Show that the subset $\displaystyle A$ of terminating sequences is countable (e.g. $\displaystyle a_n = 0$ for $\displaystyle n >N$).

So suppose $\displaystyle E$ is a countable subset of $\displaystyle A$. Then $\displaystyle E = \{s_1, s_2, \cdots, s_n \}$ where $\displaystyle s_k$ ($\displaystyle k=1 \ldots n$) are terminating sequences. Is it possible to just say that is is impossible to construct a sequence $\displaystyle s$ such that $\displaystyle s \notin E$. Thus not every subset $\displaystyle E$ of $\displaystyle A$ is proper. Hence $\displaystyle A$ is countable.

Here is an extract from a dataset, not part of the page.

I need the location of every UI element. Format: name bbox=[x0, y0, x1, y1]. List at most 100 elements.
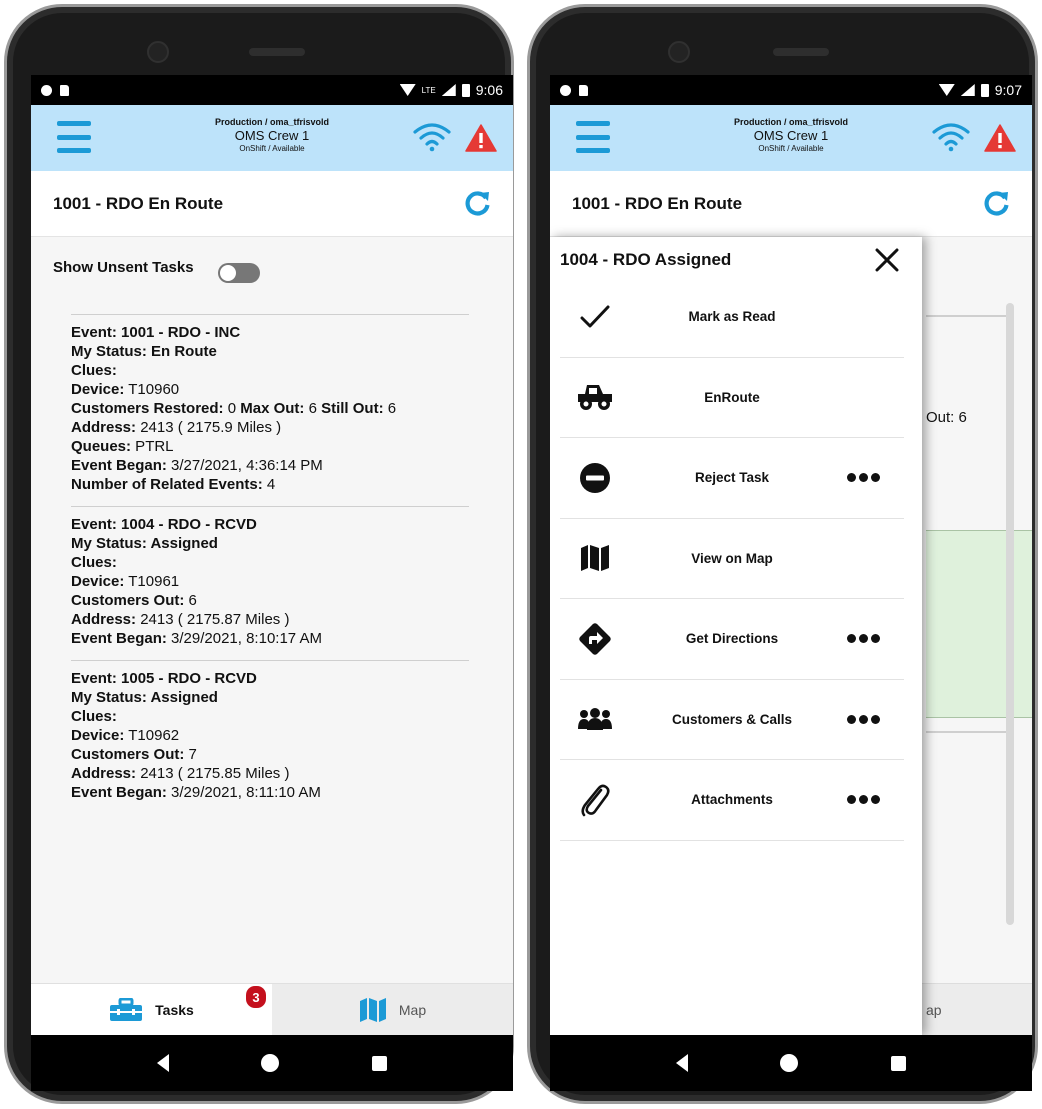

Or is the only way to do it is to say that $\displaystyle A$ is equivalent to $\displaystyle \mathbb{Q}^{\mathbb{N}}$?

2. Originally Posted by manjohn12
Show that the subset $\displaystyle A$ of terminating sequences is countable (e.g. $\displaystyle a_n = 0$ for $\displaystyle n >N$).

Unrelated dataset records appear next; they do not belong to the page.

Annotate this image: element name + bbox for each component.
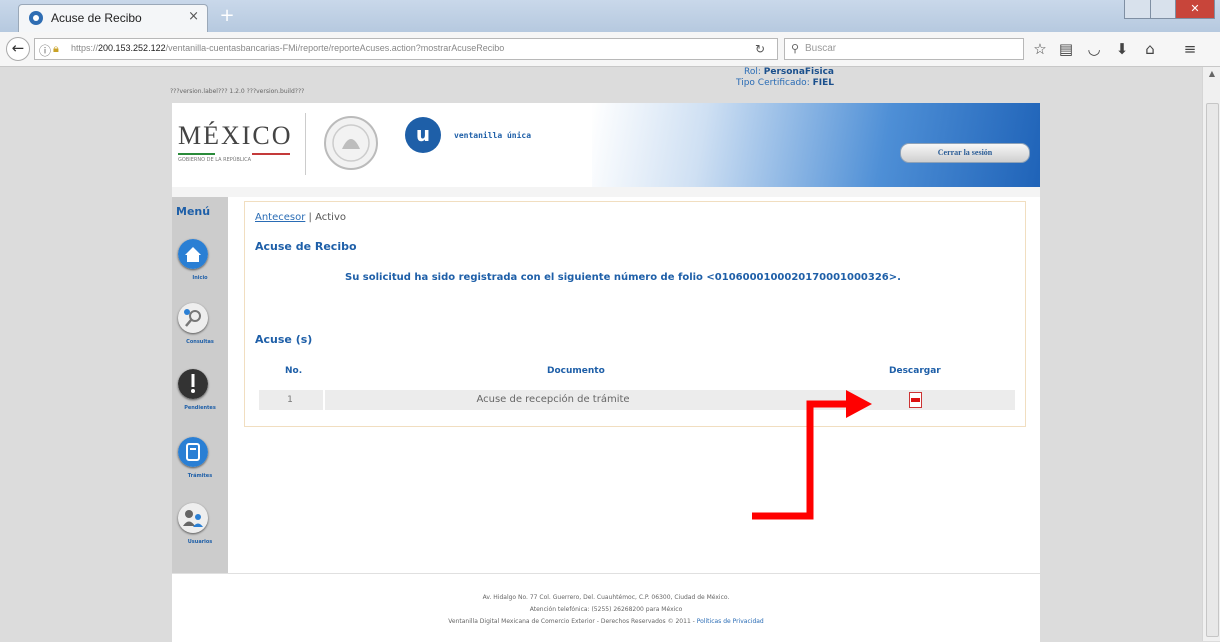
info-icon[interactable]: ⓘ xyxy=(39,42,51,59)
row-documento: Acuse de recepción de trámite xyxy=(476,394,630,405)
ventanilla-unica-text: ventanilla única xyxy=(454,131,532,140)
header-descargar: Descargar xyxy=(889,366,941,376)
page-footer: Av. Hidalgo No. 77 Col. Guerrero, Del. C… xyxy=(172,573,1040,642)
home-icon xyxy=(178,239,208,269)
header-divider xyxy=(305,113,306,175)
tab-title: Acuse de Recibo xyxy=(51,11,142,25)
acuses-table: No. Documento Descargar 1 Acuse de recep… xyxy=(253,354,1017,416)
row-no: 1 xyxy=(287,395,293,405)
search-input[interactable]: ⚲ Buscar xyxy=(784,38,1024,60)
reload-icon[interactable]: ↻ xyxy=(755,42,765,56)
menu-item-inicio[interactable]: Inicio xyxy=(172,239,228,299)
national-seal-icon xyxy=(324,116,378,170)
new-tab-button[interactable]: + xyxy=(214,5,240,27)
favicon-icon xyxy=(29,11,43,25)
scroll-up-arrow-icon[interactable]: ▲ xyxy=(1206,69,1218,81)
web-page: Rol: PersonaFisica Tipo Certificado: FIE… xyxy=(0,67,1202,642)
footer-phone: Atención telefónica: (5255) 26268200 par… xyxy=(529,606,683,613)
magnifier-icon xyxy=(178,303,208,333)
pocket-icon[interactable]: ◡ xyxy=(1084,40,1104,58)
breadcrumb-current: Activo xyxy=(315,212,346,223)
mexico-logo: MÉXICO GOBIERNO DE LA REPÚBLICA xyxy=(178,121,293,163)
side-menu: Menú Inicio Consultas Pendientes Trámite… xyxy=(172,197,228,573)
menu-item-usuarios[interactable]: Usuarios xyxy=(172,503,228,563)
user-info: Rol: PersonaFisica Tipo Certificado: FIE… xyxy=(735,67,834,88)
privacy-link[interactable]: Políticas de Privacidad xyxy=(697,618,764,625)
tab-close-icon[interactable]: × xyxy=(188,9,199,24)
home-icon[interactable]: ⌂ xyxy=(1140,40,1160,58)
lock-warning-icon[interactable]: 🔒︎ xyxy=(53,42,59,56)
warning-icon xyxy=(178,369,208,399)
users-icon xyxy=(178,503,208,533)
back-button[interactable]: ← xyxy=(6,37,30,61)
menu-item-tramites[interactable]: Trámites xyxy=(172,437,228,497)
footer-address: Av. Hidalgo No. 77 Col. Guerrero, Del. C… xyxy=(482,594,730,601)
header-stripe xyxy=(172,187,1040,197)
breadcrumb: Antecesor | Activo xyxy=(255,212,346,223)
maximize-button[interactable] xyxy=(1150,0,1176,19)
ventanilla-unica-logo: u xyxy=(405,117,441,153)
browser-navbar: ← ⓘ 🔒︎ https://200.153.252.122/ventanill… xyxy=(0,32,1220,67)
search-placeholder: Buscar xyxy=(805,43,837,54)
pdf-icon[interactable] xyxy=(909,392,922,408)
window-close-button[interactable]: ✕ xyxy=(1175,0,1215,19)
menu-item-pendientes[interactable]: Pendientes xyxy=(172,369,228,429)
breadcrumb-link-antecesor[interactable]: Antecesor xyxy=(255,212,305,223)
bookmark-star-icon[interactable]: ☆ xyxy=(1030,40,1050,58)
footer-rights: Ventanilla Digital Mexicana de Comercio … xyxy=(448,618,764,625)
minimize-button[interactable] xyxy=(1124,0,1151,19)
download-icon[interactable]: ⬇ xyxy=(1112,40,1132,58)
library-icon[interactable]: ▤ xyxy=(1056,40,1076,58)
acuses-title: Acuse (s) xyxy=(255,333,313,346)
header-documento: Documento xyxy=(547,366,605,376)
main-content: Antecesor | Activo Acuse de Recibo Su so… xyxy=(228,197,1040,573)
version-label: ???version.label??? 1.2.0 ???version.bui… xyxy=(170,88,305,95)
browser-tab[interactable]: Acuse de Recibo × xyxy=(18,4,208,32)
logout-button[interactable]: Cerrar la sesión xyxy=(900,143,1030,163)
acuse-panel: Antecesor | Activo Acuse de Recibo Su so… xyxy=(244,201,1026,427)
url-text: https://200.153.252.122/ventanilla-cuent… xyxy=(71,43,505,53)
page-title: Acuse de Recibo xyxy=(255,240,357,253)
document-icon xyxy=(178,437,208,467)
address-bar[interactable]: ⓘ 🔒︎ https://200.153.252.122/ventanilla-… xyxy=(34,38,778,60)
window-controls: ✕ xyxy=(1124,0,1215,20)
scroll-thumb[interactable] xyxy=(1206,103,1219,637)
header-no: No. xyxy=(285,366,303,376)
browser-tabbar: Acuse de Recibo × + ✕ xyxy=(0,0,1220,32)
table-row: 1 Acuse de recepción de trámite xyxy=(259,390,1015,410)
menu-hamburger-icon[interactable]: ≡ xyxy=(1180,40,1200,58)
folio-message: Su solicitud ha sido registrada con el s… xyxy=(345,272,901,283)
search-icon: ⚲ xyxy=(791,42,800,55)
scrollbar[interactable]: ▲ xyxy=(1202,67,1220,641)
menu-title: Menú xyxy=(176,205,211,218)
menu-item-consultas[interactable]: Consultas xyxy=(172,303,228,363)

So suppose $\displaystyle E$ is a countable subset of $\displaystyle A$. Then $\displaystyle E = \{s_1, s_2, \cdots, s_n \}$ where $\displaystyle s_k$ ($\displaystyle k=1 \ldots n$) are terminating sequences. Is it possible to just say that is is impossible to construct a sequence $\displaystyle s$ such that $\displaystyle s \notin E$. Thus not every subset $\displaystyle E$ of $\displaystyle A$ is proper. Hence $\displaystyle A$ is countable.

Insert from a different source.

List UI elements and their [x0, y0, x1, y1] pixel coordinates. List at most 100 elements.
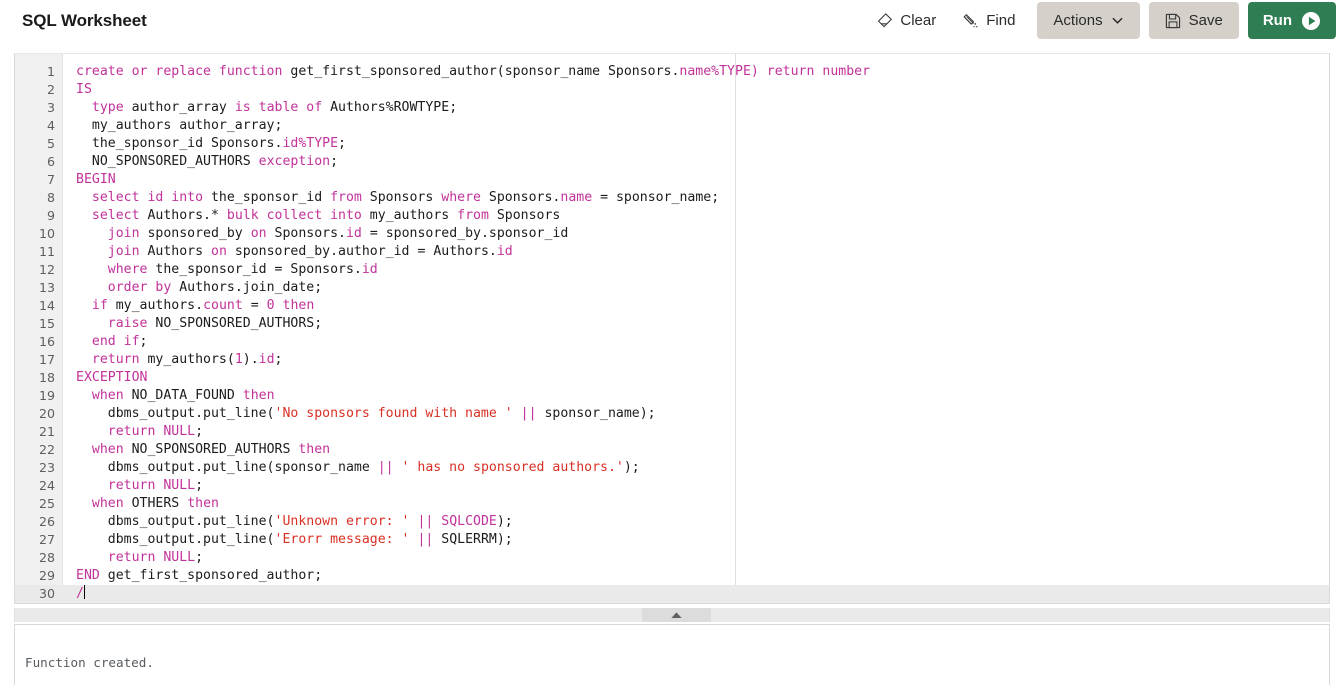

Or is the only way to do it is to say that $\displaystyle A$ is equivalent to $\displaystyle \mathbb{Q}^{\mathbb{N}}$?
How would you show that it is "impossible to construct a sequence $\displaystyle s$ such that $\displaystyle s \notin E$? Wouldn't that depend on exactly what E was?

I would do this: let [tex]E_N[tex] be the set of all sequences such that $\displaystyle s_N\ne 0$ but that $\displaystyle s_n= 0$ for all n> N. It should be easy to show that [tex]E_N[tex] is countable. And E is the union of all [tex]E_N[tex] for all positive integers, N. That is, E is the countable union of countable sets.

3. Originally Posted by HallsofIvy
How would you show that it is "impossible to construct a sequence $\displaystyle s$ such that $\displaystyle s \notin E$? Wouldn't that depend on exactly what E was?

I would do this: let EN be the set of all sequences such that $\displaystyle s_N\ne 0$ but that $\displaystyle s_n= 0$ for all n> N. It should be easy to show that EN is countable. And E is the union of all EN for all positive integers, N. That is, E is the countable union of countable sets.
Well that is the traditional way of doing it. But to show a set is uncountable, for any countable set $\displaystyle E$ of $\displaystyle A$ you can construct a sequence $\displaystyle s$ such that $\displaystyle s \notin E$ right? So the choice of $\displaystyle E$ doesn't really matter. But is it possible to explicitly show that no such $\displaystyle s$ exists in this case?